Il revoit en un éclair, l’explosion, son corps qui explose en mille morceaux. Pas de douleur, juste le regret infini de ne pas voir grandir son fils à venir. La lumière s’éteint à nouveau

 

Acte 2 – scène 1

 

Sa femme et son fils sont en grande discussion.

 

-          La salope ! Cette trainée est en cloque de ton père.

-          Maman ! Tais-toi, on pourrait t’entendre.

-          Je m’en tape ! Cette immonde pourriture lui a fait un gosse. Ta sœur et toi devriez partager votre héritage avec ce futur bâtard. C’est hors de question, je vais me battre pour rejeter cette morue sur le trottoir qu’elle n’aurait jamais dû quitter.

-          Maman ! As-tu entendu ce qu’a dit le notaire ? Tu ne peux rien y faire, papa avait pris ces dispositions, pour qu’en cas de problème, elle et son enfant soient à l’abri. Mélanie hérite du chalet de Megève et son enfant d’un tiers de ses biens. Idem pour nous.

-          Je ferai sauter ce maudit chalet plutôt que de voir cette arriviste y entrer.

-          Ça suffit, maintenant ! Tu vas te calmer ! Il nous reste suffisamment de propriétés à nous partager. Nous ne manquerons de rien. Et puis ce sont les dernières volontés de papa !

-          Ah le brave môme ! Je savais que mes mômes comprendraient... Mais cette mégère, je suis bien content de la voir fulminer comme cela.

-          Qu’en pense  ta sœur ?

-          Elle a préféré ne pas venir.

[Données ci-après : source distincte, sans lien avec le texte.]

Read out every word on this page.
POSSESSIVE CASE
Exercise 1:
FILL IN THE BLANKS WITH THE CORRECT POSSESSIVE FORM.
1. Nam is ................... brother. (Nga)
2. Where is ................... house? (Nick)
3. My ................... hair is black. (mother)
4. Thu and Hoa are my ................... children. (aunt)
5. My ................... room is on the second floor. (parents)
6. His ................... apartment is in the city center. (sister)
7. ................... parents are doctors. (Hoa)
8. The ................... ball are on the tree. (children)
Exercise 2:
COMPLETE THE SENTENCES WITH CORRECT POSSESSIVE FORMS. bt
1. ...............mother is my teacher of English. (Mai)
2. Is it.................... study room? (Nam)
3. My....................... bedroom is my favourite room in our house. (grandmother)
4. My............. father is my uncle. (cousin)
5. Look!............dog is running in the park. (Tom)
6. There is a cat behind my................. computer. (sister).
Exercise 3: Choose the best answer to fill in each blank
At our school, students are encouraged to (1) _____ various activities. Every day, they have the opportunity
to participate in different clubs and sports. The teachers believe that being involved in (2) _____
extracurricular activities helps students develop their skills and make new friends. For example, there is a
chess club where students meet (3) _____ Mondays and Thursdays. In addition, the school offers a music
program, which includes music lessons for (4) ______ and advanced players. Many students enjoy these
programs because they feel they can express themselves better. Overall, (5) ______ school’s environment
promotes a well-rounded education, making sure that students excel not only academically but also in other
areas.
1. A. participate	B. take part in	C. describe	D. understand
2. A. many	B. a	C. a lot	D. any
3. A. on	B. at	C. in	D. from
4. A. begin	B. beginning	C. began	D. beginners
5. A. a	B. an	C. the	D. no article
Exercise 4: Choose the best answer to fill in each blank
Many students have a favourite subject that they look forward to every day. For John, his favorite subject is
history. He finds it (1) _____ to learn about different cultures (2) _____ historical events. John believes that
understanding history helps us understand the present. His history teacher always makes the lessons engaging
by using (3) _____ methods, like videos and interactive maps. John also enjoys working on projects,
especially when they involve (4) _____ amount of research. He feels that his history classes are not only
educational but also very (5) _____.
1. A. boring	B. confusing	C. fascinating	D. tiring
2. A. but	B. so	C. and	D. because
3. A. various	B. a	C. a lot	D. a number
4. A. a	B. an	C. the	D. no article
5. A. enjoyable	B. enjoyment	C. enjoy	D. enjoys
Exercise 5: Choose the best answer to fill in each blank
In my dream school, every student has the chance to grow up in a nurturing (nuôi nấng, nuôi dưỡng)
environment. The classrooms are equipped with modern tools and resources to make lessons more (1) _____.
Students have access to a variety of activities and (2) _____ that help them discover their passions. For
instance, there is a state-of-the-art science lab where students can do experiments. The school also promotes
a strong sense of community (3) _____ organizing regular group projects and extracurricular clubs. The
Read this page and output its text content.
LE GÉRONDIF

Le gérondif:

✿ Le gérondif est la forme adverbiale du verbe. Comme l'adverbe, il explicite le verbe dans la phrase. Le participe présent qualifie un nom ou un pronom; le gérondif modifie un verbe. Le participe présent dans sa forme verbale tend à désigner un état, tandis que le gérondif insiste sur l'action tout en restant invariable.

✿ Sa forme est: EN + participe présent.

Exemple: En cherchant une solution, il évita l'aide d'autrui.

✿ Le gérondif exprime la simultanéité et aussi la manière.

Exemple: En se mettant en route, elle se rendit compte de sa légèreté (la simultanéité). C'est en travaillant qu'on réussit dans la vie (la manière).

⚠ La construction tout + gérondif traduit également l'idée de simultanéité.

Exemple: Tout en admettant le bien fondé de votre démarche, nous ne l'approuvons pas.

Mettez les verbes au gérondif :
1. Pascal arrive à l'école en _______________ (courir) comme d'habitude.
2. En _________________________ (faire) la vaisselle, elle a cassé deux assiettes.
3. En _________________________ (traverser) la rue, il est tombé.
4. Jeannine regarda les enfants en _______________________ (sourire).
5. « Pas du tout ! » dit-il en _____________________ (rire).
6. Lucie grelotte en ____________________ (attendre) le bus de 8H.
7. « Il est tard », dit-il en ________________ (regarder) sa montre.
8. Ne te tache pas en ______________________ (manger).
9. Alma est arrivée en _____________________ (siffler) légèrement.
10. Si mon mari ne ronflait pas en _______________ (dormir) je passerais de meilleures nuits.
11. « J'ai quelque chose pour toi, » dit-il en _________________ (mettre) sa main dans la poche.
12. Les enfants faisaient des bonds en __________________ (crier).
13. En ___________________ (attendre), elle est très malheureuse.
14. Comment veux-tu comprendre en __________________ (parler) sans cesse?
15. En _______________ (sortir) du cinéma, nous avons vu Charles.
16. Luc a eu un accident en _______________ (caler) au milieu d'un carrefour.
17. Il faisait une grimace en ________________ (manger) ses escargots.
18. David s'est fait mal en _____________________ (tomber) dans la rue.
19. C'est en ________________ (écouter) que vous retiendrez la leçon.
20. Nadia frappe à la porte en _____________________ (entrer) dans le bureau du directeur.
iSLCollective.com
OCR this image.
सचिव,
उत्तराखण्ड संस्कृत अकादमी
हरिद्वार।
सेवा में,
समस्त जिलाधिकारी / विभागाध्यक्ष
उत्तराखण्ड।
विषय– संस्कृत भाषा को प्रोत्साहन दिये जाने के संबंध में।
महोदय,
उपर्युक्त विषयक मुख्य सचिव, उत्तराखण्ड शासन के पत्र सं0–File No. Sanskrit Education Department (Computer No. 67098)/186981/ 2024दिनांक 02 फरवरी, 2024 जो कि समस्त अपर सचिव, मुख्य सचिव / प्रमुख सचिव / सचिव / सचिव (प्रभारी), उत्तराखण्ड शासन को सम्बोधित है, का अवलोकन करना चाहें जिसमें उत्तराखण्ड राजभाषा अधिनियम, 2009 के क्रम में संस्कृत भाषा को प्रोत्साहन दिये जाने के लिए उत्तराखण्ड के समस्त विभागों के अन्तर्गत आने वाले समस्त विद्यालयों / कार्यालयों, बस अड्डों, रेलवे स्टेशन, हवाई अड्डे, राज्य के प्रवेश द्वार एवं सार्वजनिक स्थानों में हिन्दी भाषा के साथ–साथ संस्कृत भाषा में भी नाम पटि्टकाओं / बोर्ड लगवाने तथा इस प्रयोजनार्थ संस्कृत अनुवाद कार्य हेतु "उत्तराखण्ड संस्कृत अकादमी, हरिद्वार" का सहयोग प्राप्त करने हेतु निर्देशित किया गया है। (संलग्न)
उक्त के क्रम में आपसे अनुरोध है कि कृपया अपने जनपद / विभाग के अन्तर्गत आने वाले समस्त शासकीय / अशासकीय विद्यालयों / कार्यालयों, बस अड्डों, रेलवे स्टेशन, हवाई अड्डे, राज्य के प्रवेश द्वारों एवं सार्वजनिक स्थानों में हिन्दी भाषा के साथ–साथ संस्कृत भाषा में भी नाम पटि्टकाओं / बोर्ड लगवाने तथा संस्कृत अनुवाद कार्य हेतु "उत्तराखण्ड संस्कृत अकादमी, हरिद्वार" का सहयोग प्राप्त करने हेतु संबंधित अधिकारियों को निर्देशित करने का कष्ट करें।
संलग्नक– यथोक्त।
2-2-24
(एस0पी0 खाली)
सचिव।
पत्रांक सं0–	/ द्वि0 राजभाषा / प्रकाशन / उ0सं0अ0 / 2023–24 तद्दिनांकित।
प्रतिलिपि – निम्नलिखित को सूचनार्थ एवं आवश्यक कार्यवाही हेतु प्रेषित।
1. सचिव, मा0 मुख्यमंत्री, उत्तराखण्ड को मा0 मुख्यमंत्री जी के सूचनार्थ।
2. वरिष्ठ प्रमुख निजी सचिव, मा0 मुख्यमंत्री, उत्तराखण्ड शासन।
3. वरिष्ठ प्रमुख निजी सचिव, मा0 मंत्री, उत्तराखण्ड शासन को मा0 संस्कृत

Elle savait que papa avait une liaison, car elle les avait vus au restaurant. Elle ne voulait pas voir ta réaction.

-          Pourquoi ne m’a-t-elle rien dit ?

-          Elle voulait te protéger, elle pensait que cela lui passerait.

-          Je laisserai les frais des funérailles à sa charge, car si c’est moi qui m’en occupe, il ira dans la fosse commune ce chien !

-          Ne t’en fais pas maman, le laboratoire prend tout à sa charge. Ils se sentent responsables.

-          Grand bien leur fasse. Bon je te laisse, j’ai besoin de changer d’air. Je n’irai pas à l’enterrement de ce tas de viande.

-          Maman, comment oses-tu ?

-          Quoi ? C’est bien ce qu’il est. On a juste retrouvé, une main, un pied, un bout de crâne et sa boite à outils.

-          Arrête, maman, tu es sinistre !

-          Oh pardon ! N’empêche que ce saligaud a eu ce qu’il méritait… Il a fini en confettis.

 

La mère s’éloigne en bougonnant. Un sourire mauvais éclaire son visage coléreux.

 

-          Si tu savais pauvre imbécile que c’est moi qui aie saboté sa foutue machine, tu ferais moins de manières. Aussi faux cul que son père ce petit con !

 

La lumière s’éteint.

Acte 2 – scène 2

Retour dans l’ascenseur

 

-          Ah la garce ! C’est elle qui m’a assassiné. Je savais bien que ma machine était fiable. Elle ne s’en tirera pas aussi facilement. Comment Diable vais-je pouvoir me venger ?

 

À peine a-t-il dit ces mots que quatre clones de lui apparaissent.

 

-          C’est quoi ce délire ?

-          Et bien, tu m’as appelé.

-          Jamais de la vie !

-          Jamais de la vie ! Comme c’est amusant de dire cela pour un mort !

-          C’est quoi ce cauchemar ?

-          Salut, je suis ton crâne ! dit le premier lui

-          Bonjour, je suis ton pied ! dit le second,

-          Coucou, je suis ta main ! réplique le troisième

-          Et moi, Filou, je suis tes testicules ! Pas sympa ta mégère, elle t’a réduit à un tas de confettis.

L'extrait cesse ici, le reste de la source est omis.